Here are my week 5 summaries and a summary of all weeks so far at the end. Some interesting observations now after week 5 lol. Weight loss per week has been on average 4.4 pounds per week (yes!! and wow! and oh no!).

Screen Shot 2019-06-05 at 17.21.23.png
 
Thank you, guys. I'm grateful for your input.

Honestly, I'm so happy with this rate of weight loss. The binges are just 2 data points and I don't want to jump to conclusions. I have a complicated history with binge eating and this process is so much more influenced by my mood and any stress I'm experiencing in my life. I know this really well. I have struggled with it my whole life. In this case, my best estimate is that the binges are about 20% influenced by the aggressive low cal/high energy expenditure plan and 80% influenced by this move.
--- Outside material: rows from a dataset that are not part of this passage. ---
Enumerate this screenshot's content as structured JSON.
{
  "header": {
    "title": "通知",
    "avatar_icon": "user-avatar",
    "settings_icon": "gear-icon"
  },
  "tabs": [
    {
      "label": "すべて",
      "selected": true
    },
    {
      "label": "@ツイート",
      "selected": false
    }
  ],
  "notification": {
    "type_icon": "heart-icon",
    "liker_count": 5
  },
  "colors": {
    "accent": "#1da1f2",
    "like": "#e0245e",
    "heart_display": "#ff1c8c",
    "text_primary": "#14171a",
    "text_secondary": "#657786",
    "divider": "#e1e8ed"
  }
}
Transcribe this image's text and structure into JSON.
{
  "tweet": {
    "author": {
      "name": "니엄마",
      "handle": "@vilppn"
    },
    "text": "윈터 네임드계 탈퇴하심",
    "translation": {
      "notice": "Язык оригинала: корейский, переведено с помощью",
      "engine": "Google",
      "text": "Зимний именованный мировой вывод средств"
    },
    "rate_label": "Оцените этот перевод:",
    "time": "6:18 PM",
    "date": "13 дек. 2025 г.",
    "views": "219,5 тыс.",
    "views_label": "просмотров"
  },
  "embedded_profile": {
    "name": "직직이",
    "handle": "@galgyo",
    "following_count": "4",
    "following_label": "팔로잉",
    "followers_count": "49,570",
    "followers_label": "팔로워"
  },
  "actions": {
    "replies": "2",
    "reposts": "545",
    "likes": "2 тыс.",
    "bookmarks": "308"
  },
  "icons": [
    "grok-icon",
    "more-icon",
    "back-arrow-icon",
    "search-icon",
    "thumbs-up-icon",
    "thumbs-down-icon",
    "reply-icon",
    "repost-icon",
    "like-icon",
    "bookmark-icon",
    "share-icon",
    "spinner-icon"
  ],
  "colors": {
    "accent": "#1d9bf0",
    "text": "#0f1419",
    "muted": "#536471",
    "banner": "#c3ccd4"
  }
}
In fact if you look at the data above, there's not a huge reason that I can see in the weeks leading up to week 5 but that's when the move was. This is a mental game for me. Today, I got back on the treadmill and had a fantastic run. It literally flipped my mood 180 but I pushed myself. I think the solution is that I should have been better prepared and anticipated the higher level of stress and upped my calories per day. I'm lost in this new environment. I can't find stuff cause it's still in boxes and I'm waking up in a new bed and I'm lost with my routine except for when I get back out on the treadmill. Things come together after that and it's such a wonderful experience for me. So, again, I really appreciate it and I'd like to see what happens moving forward from here. I will try to up my calories to help get me through the rest of this for sure but I'm not so sure with the exercise. Anyway, I'm reset for now and hopefully the scale tomorrow will be forgiving and allow me to pick back up where I left off.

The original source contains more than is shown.